Für die musikalische Untermalung sorgten Matthias Ellinger, Lehrkraft am Konservatorium Schwerin, sowie das Duo Juliana Diaz Chico und Fabrizio Nurra.

Aktuelle Zahlen und Entwicklungen

In Schwerin leben derzeit 11.863 Ausländerinnen und Ausländer, darunter 3.481 ukrainische Staatsbürger. Der Wunsch zur Einbürgerung ist im vergangenen Jahr deutlich gestiegen. Ausschlaggebend dafür war insbesondere die zum Juni 2024 in Kraft getretene Modernisierung des Staatsangehörigkeitsrechts.

Die Leiterin der Schweriner Ausländerbehörde, Conny Schwentner, bestätigt, dass die gesetzliche Anerkennung von Mehrstaatigkeit einen erheblichen Antragsanstieg bewirkt hat.

Einbürgerung als Bekenntnis zur Stadt und ihren Werten

Oberbürgermeister Rico Badenschier hob die Bedeutung der Einbürgerung hervor: „Kriege und Unruhen zwingen viele Menschen zur Flucht aus ihren Heimatländern. Viele von ihnen haben die Chance ergriffen, sich hier einzuleben und heimisch zu werden. Darüber hinaus kommen Menschen als ausländische Fachkräfte oder aus familiären Gründen nach Schwerin. Die Entscheidung für die deutsche Staatsbürgerschaft ist in jedem Fall ein Bekenntnis zu unseren Werten. Die Einbürgerung ermöglicht auch die volle politische Teilhabe in unserer Stadt, da man dann auf allen Ebenen wählen oder sich zur Wahl stellen kann.“

Herkunft und Vielfalt der Eingebürgerten

Die Gruppe der 289 Eingebürgerten setzt sich aus 137 Frauen und 152 Männern aus 42 verschiedenen Staaten zusammen. Das Alter reichte von sechs Monaten bis 83 Jahren. Die jüngste Eingebürgerte wurde in Schwerin geboren und hat die russische Staatsbürgerschaft.

  • Die meisten Eingebürgerten stammten aus Syrien (147)
  • Weitere Herkunftsländer: Ukraine (26), Russische Föderation (14), Afghanistan (8), Türkei (9)
  • Auch Bürgerinnen und Bürger aus Brasilien, Ägypten, Armenien, Irak, Iran und Bulgarien wurden eingebürgert
  • Bearbeitung und Voraussetzungen für die Einbürgerung

    Angesichts des erhöhten Antragsaufkommens hat die Stadtverwaltung die Ausländerbehörde personell verstärkt.
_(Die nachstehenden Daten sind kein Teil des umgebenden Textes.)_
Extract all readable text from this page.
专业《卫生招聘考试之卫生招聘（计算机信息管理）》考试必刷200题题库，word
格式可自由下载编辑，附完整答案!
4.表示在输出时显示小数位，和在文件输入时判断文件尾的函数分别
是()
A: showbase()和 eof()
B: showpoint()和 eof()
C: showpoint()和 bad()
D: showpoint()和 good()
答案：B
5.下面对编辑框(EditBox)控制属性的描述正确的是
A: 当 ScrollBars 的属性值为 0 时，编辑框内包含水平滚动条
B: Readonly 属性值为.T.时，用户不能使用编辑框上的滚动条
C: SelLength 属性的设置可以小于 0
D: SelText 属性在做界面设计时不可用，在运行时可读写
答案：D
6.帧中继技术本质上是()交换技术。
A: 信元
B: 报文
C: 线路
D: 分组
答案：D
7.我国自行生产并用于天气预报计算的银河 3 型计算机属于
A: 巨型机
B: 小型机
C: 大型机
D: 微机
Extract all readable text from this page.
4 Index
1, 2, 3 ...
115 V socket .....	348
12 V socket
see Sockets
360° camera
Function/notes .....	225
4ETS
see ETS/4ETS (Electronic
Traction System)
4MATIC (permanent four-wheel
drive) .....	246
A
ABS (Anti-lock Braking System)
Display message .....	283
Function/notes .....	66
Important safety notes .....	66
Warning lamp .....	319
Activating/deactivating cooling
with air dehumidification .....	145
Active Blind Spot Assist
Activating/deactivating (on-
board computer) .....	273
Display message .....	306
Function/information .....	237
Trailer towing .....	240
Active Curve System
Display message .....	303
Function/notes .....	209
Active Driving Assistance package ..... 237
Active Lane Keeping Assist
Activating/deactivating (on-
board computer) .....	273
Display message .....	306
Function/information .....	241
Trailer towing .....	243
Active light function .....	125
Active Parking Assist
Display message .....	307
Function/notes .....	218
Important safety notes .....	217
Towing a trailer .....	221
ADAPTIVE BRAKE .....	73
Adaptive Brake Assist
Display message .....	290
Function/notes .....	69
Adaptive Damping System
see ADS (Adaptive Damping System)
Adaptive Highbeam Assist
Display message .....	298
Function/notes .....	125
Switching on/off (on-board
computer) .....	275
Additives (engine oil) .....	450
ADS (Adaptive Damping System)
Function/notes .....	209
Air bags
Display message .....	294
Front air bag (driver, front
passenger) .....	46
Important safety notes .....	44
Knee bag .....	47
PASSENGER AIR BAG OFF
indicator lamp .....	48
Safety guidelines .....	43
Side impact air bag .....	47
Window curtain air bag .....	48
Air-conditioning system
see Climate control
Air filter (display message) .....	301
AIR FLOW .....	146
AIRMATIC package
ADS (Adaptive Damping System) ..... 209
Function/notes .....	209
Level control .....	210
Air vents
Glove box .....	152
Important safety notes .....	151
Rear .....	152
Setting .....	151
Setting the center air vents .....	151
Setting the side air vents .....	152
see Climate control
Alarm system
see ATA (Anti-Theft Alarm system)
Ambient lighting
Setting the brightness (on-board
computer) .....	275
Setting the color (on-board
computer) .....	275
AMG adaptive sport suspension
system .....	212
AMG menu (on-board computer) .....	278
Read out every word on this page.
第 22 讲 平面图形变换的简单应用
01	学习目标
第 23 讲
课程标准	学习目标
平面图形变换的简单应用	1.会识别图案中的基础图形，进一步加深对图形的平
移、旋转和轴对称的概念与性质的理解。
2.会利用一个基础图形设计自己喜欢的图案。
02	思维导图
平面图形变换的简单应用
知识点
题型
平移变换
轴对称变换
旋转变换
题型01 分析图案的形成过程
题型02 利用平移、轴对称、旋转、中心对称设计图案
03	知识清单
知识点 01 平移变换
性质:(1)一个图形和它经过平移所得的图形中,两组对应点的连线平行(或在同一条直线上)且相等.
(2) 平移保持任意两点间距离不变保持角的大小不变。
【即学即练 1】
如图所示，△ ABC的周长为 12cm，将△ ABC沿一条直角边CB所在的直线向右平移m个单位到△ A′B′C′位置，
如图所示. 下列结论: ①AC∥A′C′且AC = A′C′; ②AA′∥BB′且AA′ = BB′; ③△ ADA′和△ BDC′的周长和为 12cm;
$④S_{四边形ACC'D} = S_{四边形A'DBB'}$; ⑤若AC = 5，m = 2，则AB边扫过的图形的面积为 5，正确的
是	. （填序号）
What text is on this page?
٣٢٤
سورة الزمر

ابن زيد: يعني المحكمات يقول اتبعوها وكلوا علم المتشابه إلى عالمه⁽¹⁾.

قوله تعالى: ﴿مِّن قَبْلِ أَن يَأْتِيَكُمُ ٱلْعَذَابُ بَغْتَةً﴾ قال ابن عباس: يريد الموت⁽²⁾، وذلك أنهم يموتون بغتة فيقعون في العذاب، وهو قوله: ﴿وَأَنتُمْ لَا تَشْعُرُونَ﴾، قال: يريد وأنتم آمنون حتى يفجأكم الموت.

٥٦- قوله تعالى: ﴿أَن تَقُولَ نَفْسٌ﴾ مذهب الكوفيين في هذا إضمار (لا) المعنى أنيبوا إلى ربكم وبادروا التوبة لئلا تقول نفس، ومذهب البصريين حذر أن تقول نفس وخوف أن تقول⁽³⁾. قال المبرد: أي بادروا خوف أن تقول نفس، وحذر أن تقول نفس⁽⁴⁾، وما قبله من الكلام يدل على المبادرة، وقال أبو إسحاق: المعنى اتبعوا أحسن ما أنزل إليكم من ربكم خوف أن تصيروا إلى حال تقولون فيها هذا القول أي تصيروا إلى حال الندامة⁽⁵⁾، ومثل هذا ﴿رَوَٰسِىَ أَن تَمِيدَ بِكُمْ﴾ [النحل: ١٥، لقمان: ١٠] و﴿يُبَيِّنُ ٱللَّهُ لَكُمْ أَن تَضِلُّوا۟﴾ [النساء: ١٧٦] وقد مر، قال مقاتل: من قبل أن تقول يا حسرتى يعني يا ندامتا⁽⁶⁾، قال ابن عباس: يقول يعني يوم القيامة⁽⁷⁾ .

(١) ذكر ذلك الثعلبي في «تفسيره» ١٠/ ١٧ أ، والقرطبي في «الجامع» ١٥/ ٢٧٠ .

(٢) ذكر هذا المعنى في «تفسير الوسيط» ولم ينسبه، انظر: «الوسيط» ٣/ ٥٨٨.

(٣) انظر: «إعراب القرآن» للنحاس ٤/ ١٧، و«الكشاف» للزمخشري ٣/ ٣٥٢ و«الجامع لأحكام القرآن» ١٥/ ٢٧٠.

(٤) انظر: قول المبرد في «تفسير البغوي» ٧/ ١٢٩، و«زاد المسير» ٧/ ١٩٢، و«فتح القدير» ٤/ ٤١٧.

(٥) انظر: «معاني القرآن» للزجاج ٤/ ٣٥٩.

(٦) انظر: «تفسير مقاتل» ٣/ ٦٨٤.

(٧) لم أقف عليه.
Dadurch konnten bis Juli 2025 fast so viele Anträge wie im gesamten Vorjahr bewilligt werden, wodurch der Bearbeitungsstau abgebaut wird.

    Für die deutsche Staatsbürgerschaft gelten folgende Voraussetzungen:

    • In der Regel ein fünfjähriger Aufenthalt in Deutschland
    • Verkürzte Wartezeiten bei besonderen Integrationsleistungen oder Eheschließung mit einem Deutschen
    • Bestehen eines Einbürgerungstests und Nachweis deutscher Sprachkenntnisse
    • Keine Vorstrafen
    • Eigene Sicherung des Lebensunterhalts
    • Anerkennung der demokratischen Rechtsordnung
    • Diese umfassenden Bedingungen sollen sicherstellen, dass die neuen Staatsbürgerinnen und Staatsbürger gut integriert sind und sich mit den Werten der Bundesrepublik identifizieren.

      Ausblick auf die weitere Entwicklung

      Mit der gesetzlichen Modernisierung und effizienteren Behördenstrukturen stellt sich Schwerin den aktuellen Herausforderungen im Bereich der Einbürgerung. Die hohe Zahl der beantragten und bewilligten Einbürgerungen verdeutlicht sowohl den Integrationswillen der Zugewanderten als auch die Offenheit der Stadtgesellschaft.